Bertrand Bonello: "Je ne voulais pas créer de pont avec l'État islamique"

06/09/16 à 11:41 - Mise à jour à 11:41

Source: Focus Vif

Dans Nocturama, Bertrand Bonello suit un groupe de jeunes d'horizons divers commettant des attentats simultanés dans Paris, transcendant le réel par la force de la fiction pour liver un film vertigineux...

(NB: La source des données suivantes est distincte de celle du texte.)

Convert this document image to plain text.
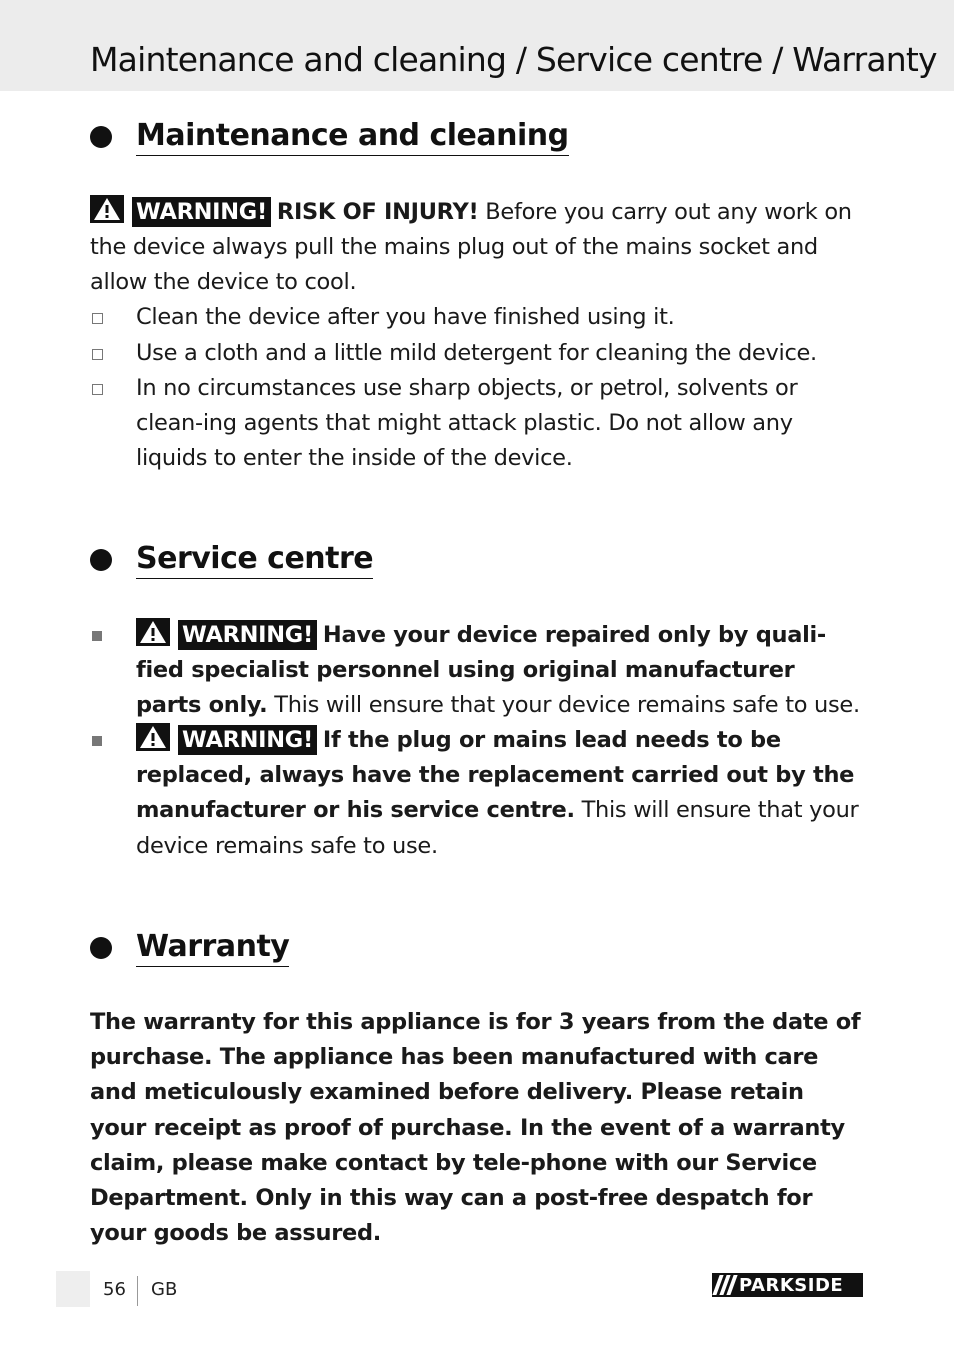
Maintenance and cleaning / Service centre / Warranty
Maintenance and cleaning

WARNING! RISK OF INJURY! Before you carry out any work on the device always pull the mains plug out of the mains socket and allow the device to cool.

Clean the device after you have finished using it.

Use a cloth and a little mild detergent for cleaning the device.

In no circumstances use sharp objects, or petrol, solvents or clean-ing agents that might attack plastic. Do not allow any liquids to enter the inside of the device.

Service centre

WARNING! Have your device repaired only by quali-fied specialist personnel using original manufacturer parts only. This will ensure that your device remains safe to use.

WARNING! If the plug or mains lead needs to be replaced, always have the replacement carried out by the manufacturer or his service centre. This will ensure that your device remains safe to use.

Warranty

The warranty for this appliance is for 3 years from the date of purchase. The appliance has been manufactured with care and meticulously examined before delivery. Please retain your receipt as proof of purchase. In the event of a warranty claim, please make contact by tele-phone with our Service Department. Only in this way can a post-free despatch for your goods be assured.

56 GB	PARKSIDE
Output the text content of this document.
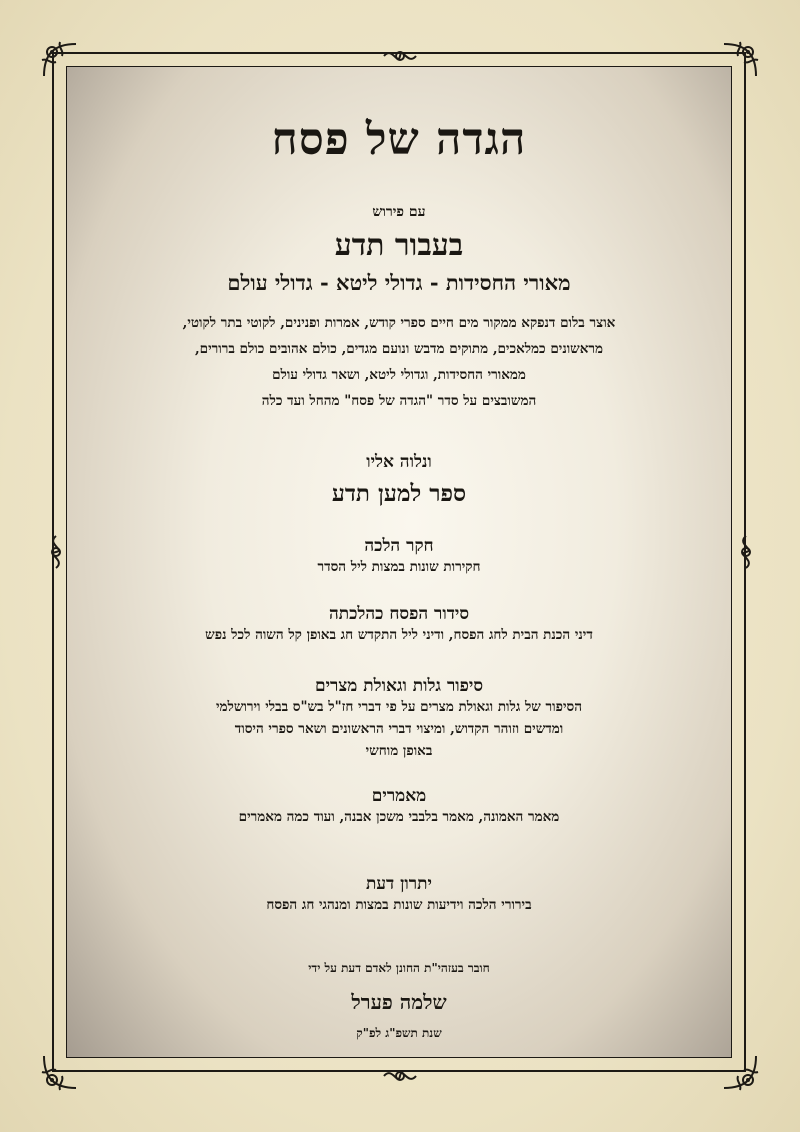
הגדה של פסח
עם פירוש
בעבור תדע
מאורי החסידות - גדולי ליטא - גדולי עולם
אוצר בלום דנפקא ממקור מים חיים ספרי קודש, אמרות ופנינים, לקוטי בתר לקוטי,
מראשונים כמלאכים, מתוקים מדבש ונועם מגדים, כולם אהובים כולם ברורים,
ממאורי החסידות, וגדולי ליטא, ושאר גדולי עולם
המשובצים על סדר "הגדה של פסח" מהחל ועד כלה
ונלוה אליו
ספר למען תדע
חקר הלכה
חקירות שונות במצות ליל הסדר
סידור הפסח כהלכתה
דיני הכנת הבית לחג הפסח, ודיני ליל התקדש חג באופן קל השוה לכל נפש
סיפור גלות וגאולת מצרים
הסיפור של גלות וגאולת מצרים על פי דברי חז"ל בש"ס בבלי וירושלמי
ומדשים וזוהר הקדוש, ומיצוי דברי הראשונים ושאר ספרי היסוד
באופן מוחשי
מאמרים
מאמר האמונה, מאמר בלבבי משכן אבנה, ועוד כמה מאמרים
יתרון דעת
בירורי הלכה וידיעות שונות במצות ומנהגי חג הפסח
חובר בעזהי"ת החונן לאדם דעת על ידי
שלמה פערל
שנת תשפ"ג לפ"ק
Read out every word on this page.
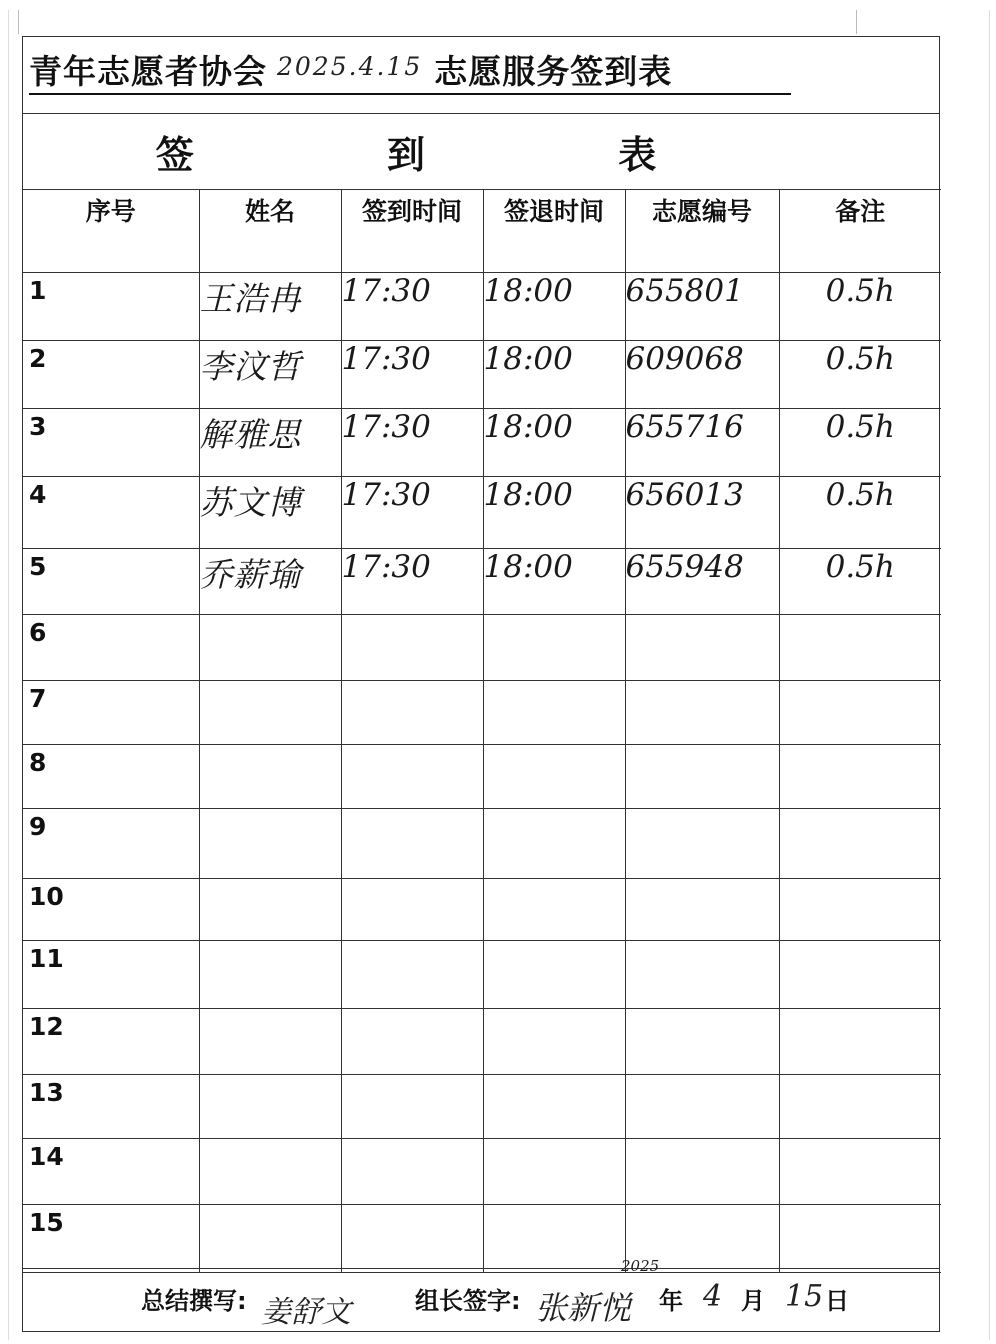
青年志愿者协会 2025.4.15 志愿服务签到表
签 到 表
序号	姓名	签到时间	签退时间	志愿编号	备注
1	王浩冉	17:30	18:00	655801	0.5h
2	李汶哲	17:30	18:00	609068	0.5h
3	解雅思	17:30	18:00	655716	0.5h
4	苏文博	17:30	18:00	656013	0.5h
5	乔薪瑜	17:30	18:00	655948	0.5h
6					
7					
8					
9					
10					
11					
12					
13					
14					
15					
总结撰写: 姜舒文	组长签字: 张新悦
2025
年 4 月 15 日
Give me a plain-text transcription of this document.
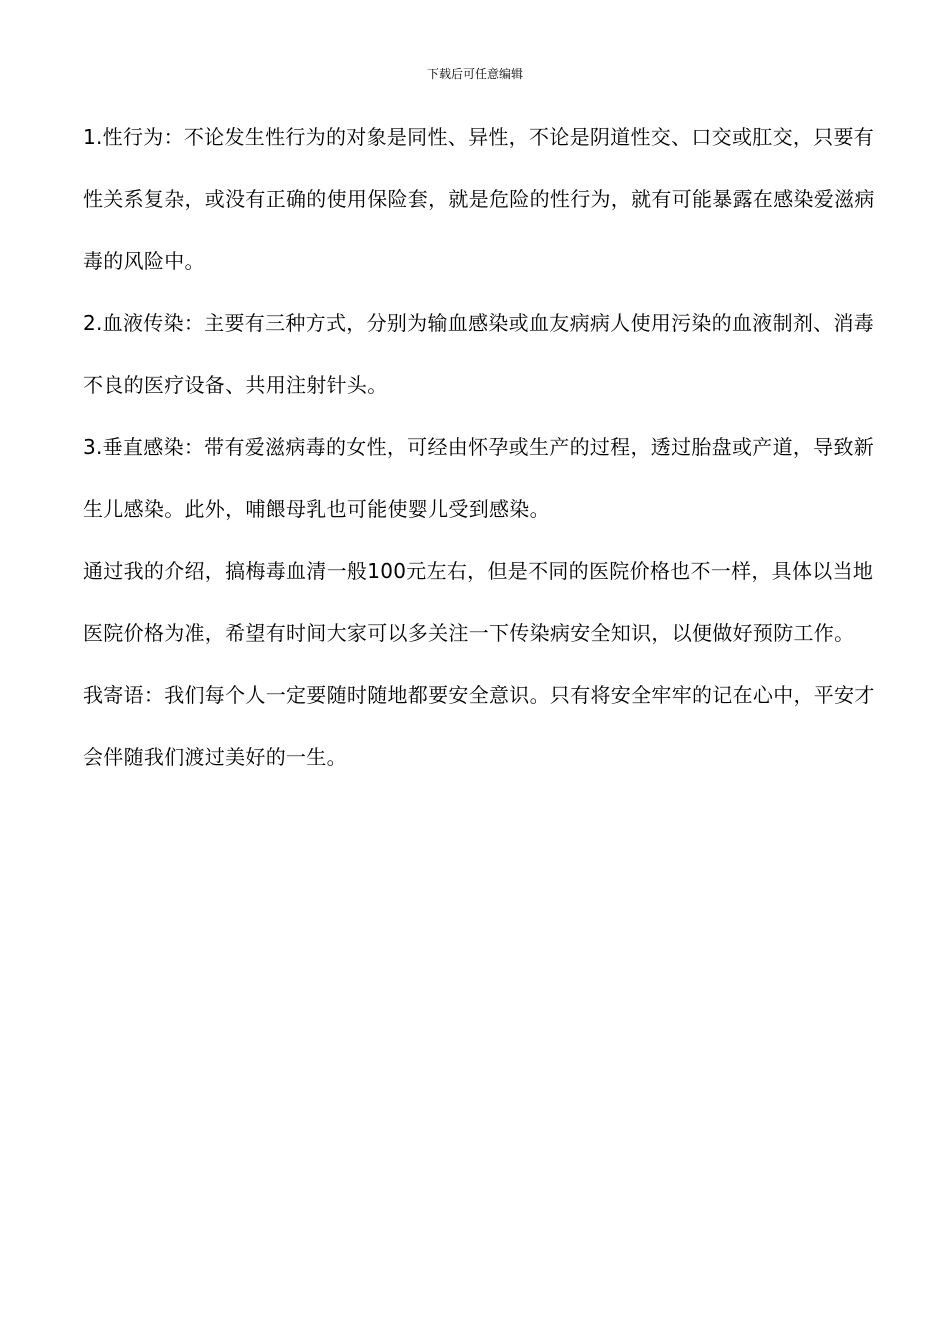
下载后可任意编辑

1.性行为：不论发生性行为的对象是同性、异性，不论是阴道性交、口交或肛交，只要有性关系复杂，或没有正确的使用保险套，就是危险的性行为，就有可能暴露在感染爱滋病毒的风险中。

2.血液传染：主要有三种方式，分别为输血感染或血友病病人使用污染的血液制剂、消毒不良的医疗设备、共用注射针头。

3.垂直感染：带有爱滋病毒的女性，可经由怀孕或生产的过程，透过胎盘或产道，导致新生儿感染。此外，哺餵母乳也可能使婴儿受到感染。

通过我的介绍，搞梅毒血清一般100元左右，但是不同的医院价格也不一样，具体以当地医院价格为准，希望有时间大家可以多关注一下传染病安全知识，以便做好预防工作。

我寄语：我们每个人一定要随时随地都要安全意识。只有将安全牢牢的记在心中，平安才会伴随我们渡过美好的一生。
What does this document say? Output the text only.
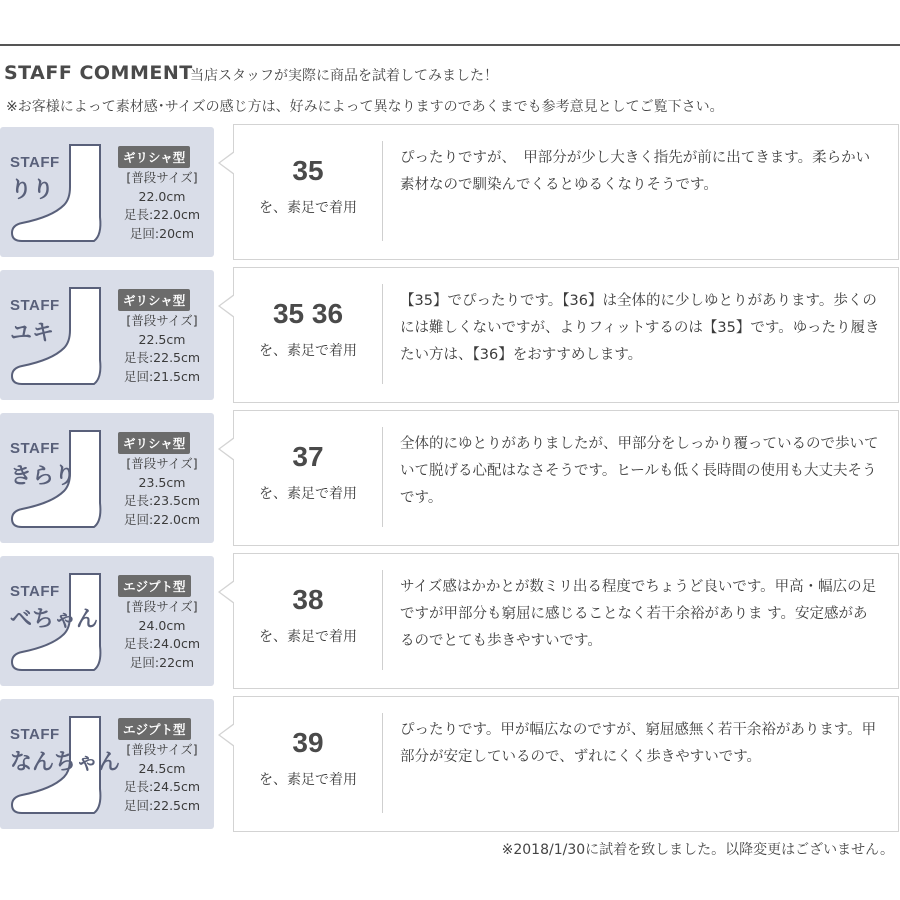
STAFF COMMENT
当店スタッフが実際に商品を試着してみました！
※お客様によって素材感･サイズの感じ方は、好みによって異なりますのであくまでも参考意見としてご覧下さい。
STAFF
りり
ギリシャ型
[普段サイズ]
22.0cm
足長:22.0cm
足回:20cm
35
を、素足で着用
ぴったりですが、　甲部分が少し大きく指先が前に出てきます。柔らかい素材なので馴染んでくるとゆるくなりそうです。
STAFF
ユキ
ギリシャ型
[普段サイズ]
22.5cm
足長:22.5cm
足回:21.5cm
35 36
を、素足で着用
【35】でぴったりです。【36】は全体的に少しゆとりがあります。歩くのには難しくないですが、よりフィットするのは【35】です。ゆったり履きたい方は、【36】をおすすめします。
STAFF
きらり
ギリシャ型
[普段サイズ]
23.5cm
足長:23.5cm
足回:22.0cm
37
を、素足で着用
全体的にゆとりがありましたが、甲部分をしっかり覆っているので歩いていて脱げる心配はなさそうです。ヒールも低く長時間の使用も大丈夫そうです。
STAFF
べちゃん
エジプト型
[普段サイズ]
24.0cm
足長:24.0cm
足回:22cm
38
を、素足で着用
サイズ感はかかとが数ミリ出る程度でちょうど良いです。甲高・幅広の足ですが甲部分も窮屈に感じることなく若干余裕がありま す。安定感があるのでとても歩きやすいです。
STAFF
なんちゃん
エジプト型
[普段サイズ]
24.5cm
足長:24.5cm
足回:22.5cm
39
を、素足で着用
ぴったりです。甲が幅広なのですが、窮屈感無く若干余裕があります。甲部分が安定しているので、ずれにくく歩きやすいです。
※2018/1/30に試着を致しました。以降変更はございません。
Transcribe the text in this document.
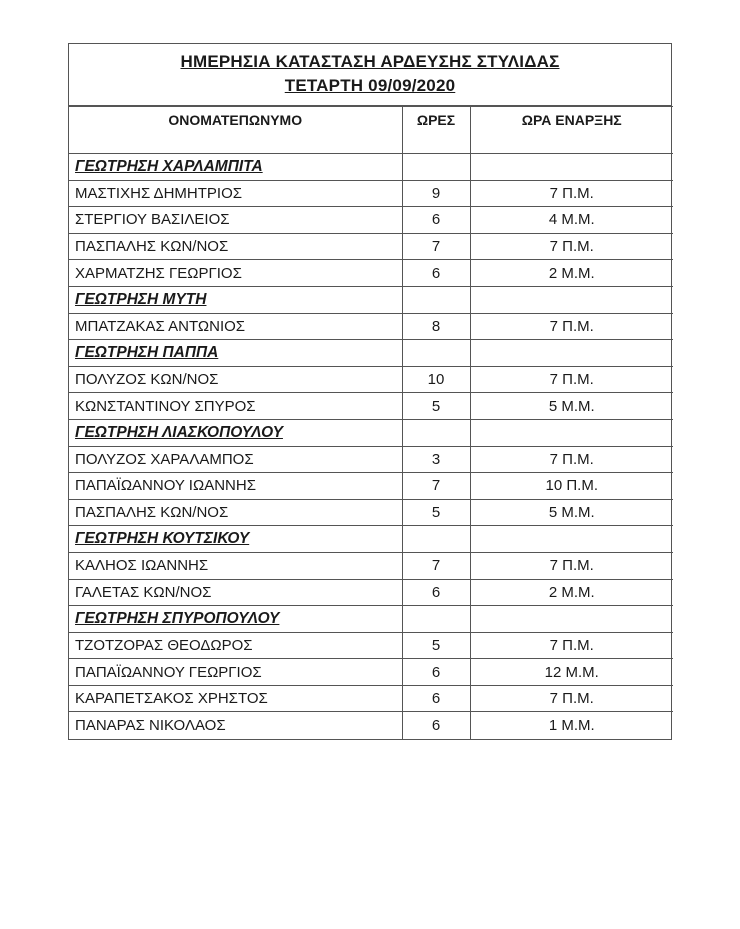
ΗΜΕΡΗΣΙΑ ΚΑΤΑΣΤΑΣΗ ΑΡΔΕΥΣΗΣ ΣΤΥΛΙΔΑΣ
ΤΕΤΑΡΤΗ 09/09/2020
ΟΝΟΜΑΤΕΠΩΝΥΜΟ	ΩΡΕΣ	ΩΡΑ ΕΝΑΡΞΗΣ
ΓΕΩΤΡΗΣΗ ΧΑΡΛΑΜΠΙΤΑ		
ΜΑΣΤΙΧΗΣ ΔΗΜΗΤΡΙΟΣ	9	7 Π.Μ.
ΣΤΕΡΓΙΟΥ ΒΑΣΙΛΕΙΟΣ	6	4 Μ.Μ.
ΠΑΣΠΑΛΗΣ ΚΩΝ/ΝΟΣ	7	7 Π.Μ.
ΧΑΡΜΑΤΖΗΣ ΓΕΩΡΓΙΟΣ	6	2 Μ.Μ.
ΓΕΩΤΡΗΣΗ ΜΥΤΗ		
ΜΠΑΤΖΑΚΑΣ ΑΝΤΩΝΙΟΣ	8	7 Π.Μ.
ΓΕΩΤΡΗΣΗ ΠΑΠΠΑ		
ΠΟΛΥΖΟΣ ΚΩΝ/ΝΟΣ	10	7 Π.Μ.
ΚΩΝΣΤΑΝΤΙΝΟΥ ΣΠΥΡΟΣ	5	5 Μ.Μ.
ΓΕΩΤΡΗΣΗ ΛΙΑΣΚΟΠΟΥΛΟΥ		
ΠΟΛΥΖΟΣ ΧΑΡΑΛΑΜΠΟΣ	3	7 Π.Μ.
ΠΑΠΑΪΩΑΝΝΟΥ ΙΩΑΝΝΗΣ	7	10 Π.Μ.
ΠΑΣΠΑΛΗΣ ΚΩΝ/ΝΟΣ	5	5 Μ.Μ.
ΓΕΩΤΡΗΣΗ ΚΟΥΤΣΙΚΟΥ		
ΚΑΛΗΟΣ ΙΩΑΝΝΗΣ	7	7 Π.Μ.
ΓΑΛΕΤΑΣ ΚΩΝ/ΝΟΣ	6	2 Μ.Μ.
ΓΕΩΤΡΗΣΗ ΣΠΥΡΟΠΟΥΛΟΥ		
ΤΖΟΤΖΟΡΑΣ ΘΕΟΔΩΡΟΣ	5	7 Π.Μ.
ΠΑΠΑΪΩΑΝΝΟΥ ΓΕΩΡΓΙΟΣ	6	12 Μ.Μ.
ΚΑΡΑΠΕΤΣΑΚΟΣ ΧΡΗΣΤΟΣ	6	7 Π.Μ.
ΠΑΝΑΡΑΣ ΝΙΚΟΛΑΟΣ	6	1 Μ.Μ.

Peu de films, sans doute, ont suscité autant de curiosité, d'attentes aussi, que Nocturama, le septième long métrage de Bertrand Bonello. Le réalisateur de Saint Laurent y met en scène un groupe de jeunes gens d'horizons divers, s'en prenant à différents lieux symboliques de Paris -place de la Bourse, ministère de l'Intérieur, statue de Jeanne d'Arc, siège d'une multinationale- en une série d'attentats simultanés. Le parallèle avec l'actualité semble criant, la réalité est toutefois plus complexe -après tout, ce sujet, le cinéaste parisien s'y attelait il y a six ans déjà, en marge de L'Apollonide. "La genèse, c'est un mélange de plusieurs choses, de plusieurs intuitions ou de désirs, commence-t-il, alors qu'on le retrouve dans les bureaux de Wild Bunch, dans le 9e arrondissement. Pendant L'Apollonide, l'un de ces désirs était de revenir au contemporain. Et en pensant contemporain, mon premier ressenti a été ce sentiment d'étouffement, cette vision d'explosions. C'était mon ressenti à ce moment-là, peut-être juste dû au fait de vivre à Paris, une ville avec un climat de tension permanente où que l'on aille, quand on va au café, qu'on ouvre un journal, qu'on prend le métro. En même temps, il y avait une envie un peu formelle de traiter ce climat non pas par un discours, mais par un film d'action. Et puis, la structure s'est mise en place, ces deux parties, extérieure et intérieure, cette mobilité et cette immobilité. Très vite, j'ai eu le film sur une feuille A4."